In the end, many outside his base in Brazil accepted the bargain he offered: Swallow his more extreme views and his crude way of expressing them in exchange for economic policies they hoped would put Brazil on the path to recovery.
But many warned that his policies on crime, his expected reliance on military officers as advisers and his frequent disparaging of blacks, minority groups such as gays and Brazil’s institutions could undermine the country’s young democracy.
In a sign of the challenges ahead, the hashtag EleNaoEMeuPresidente — HeIsNotMyPresident in Portuguese — was the top trending topic on Twitter in Brazil on Monday morning.

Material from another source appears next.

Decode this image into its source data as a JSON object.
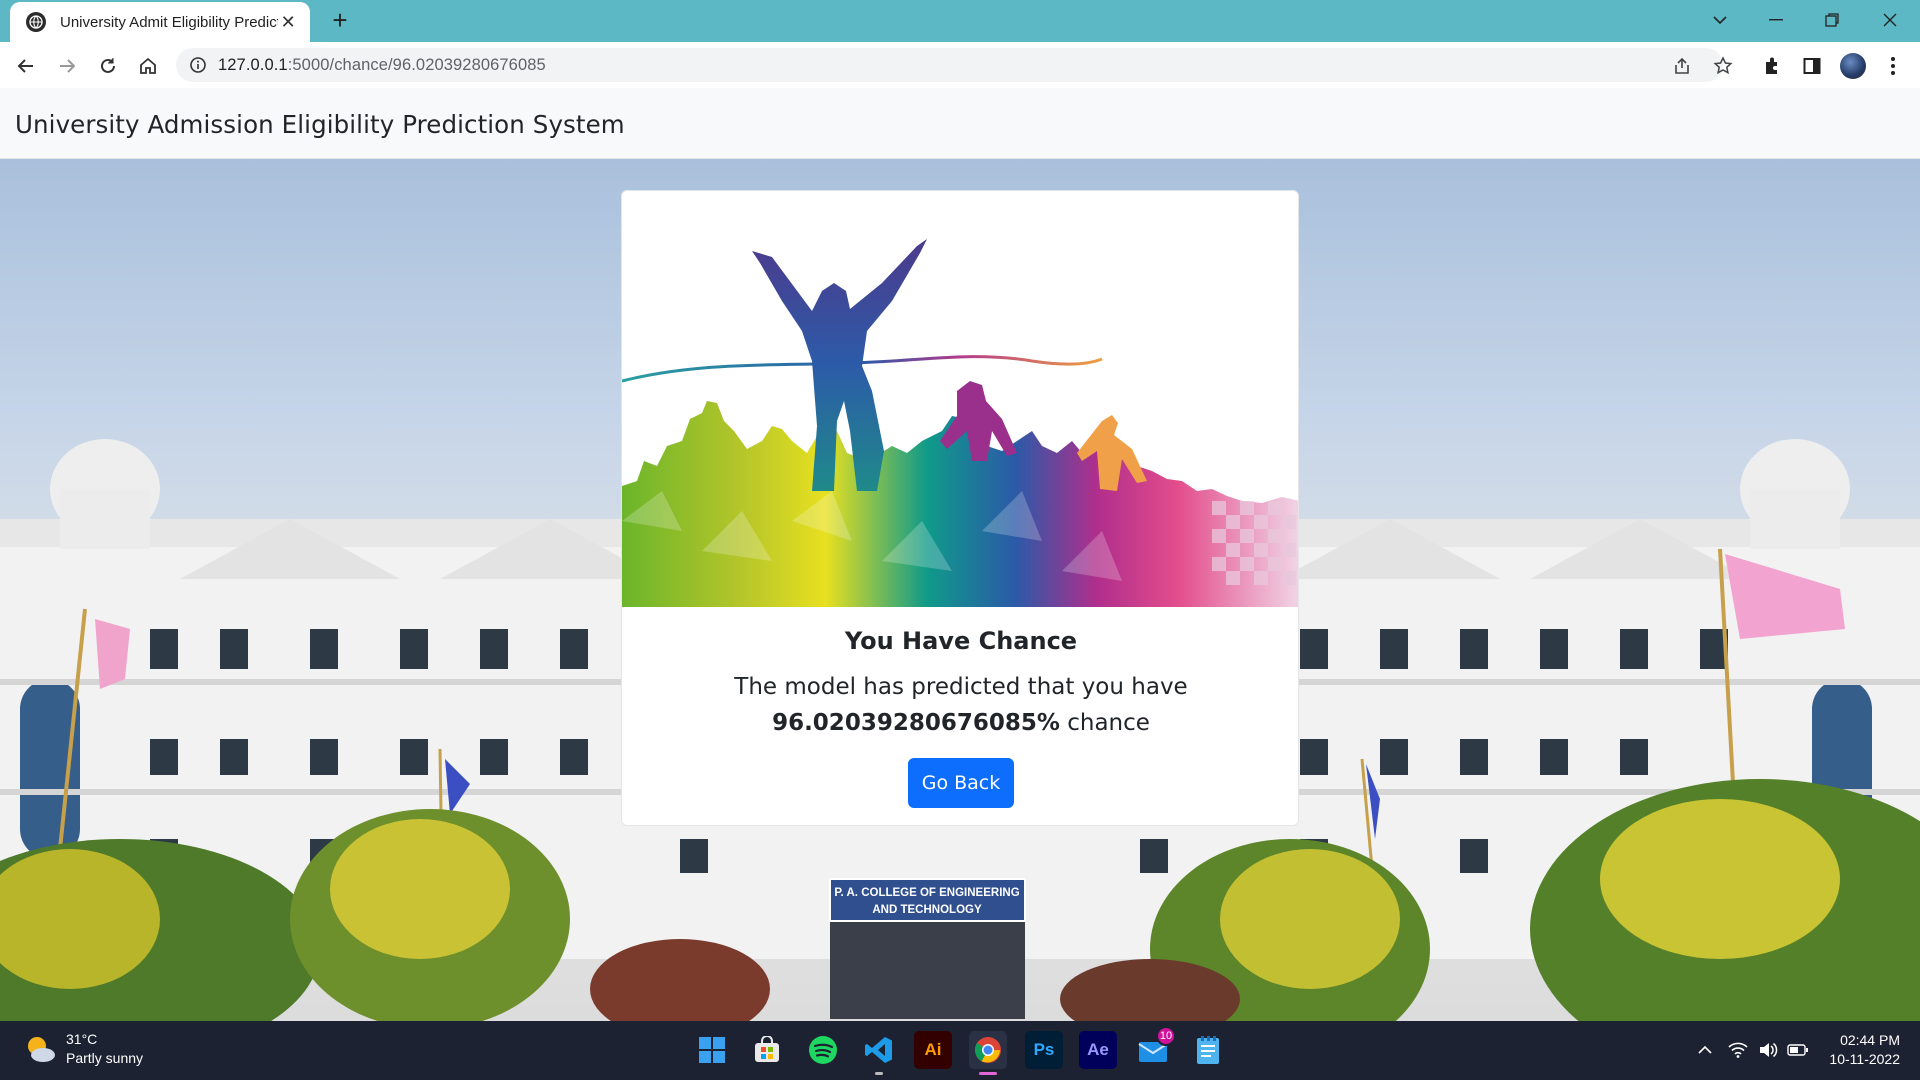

In the face of what’s expected to be stiff resistance, Bolsonaro will have to move quickly to reassure international investors that he’s up to the job of righting Brazil’s finances.
A looming $34 billion deficit in 2019 has economists warning that without drastic spending cuts or substantial tax increases the country is only a year or two away from a full-blown crisis, which could include runaway inflation and soaring borrowing costs.
“The fiscal situation is so dire that the market needs some kind of signal,” said Matthew Taylor, an associate professor at American University’s School of International Service.
“I think there’s a very short window of opportunity for Boslonaro to put into effect measures that build market confidence.”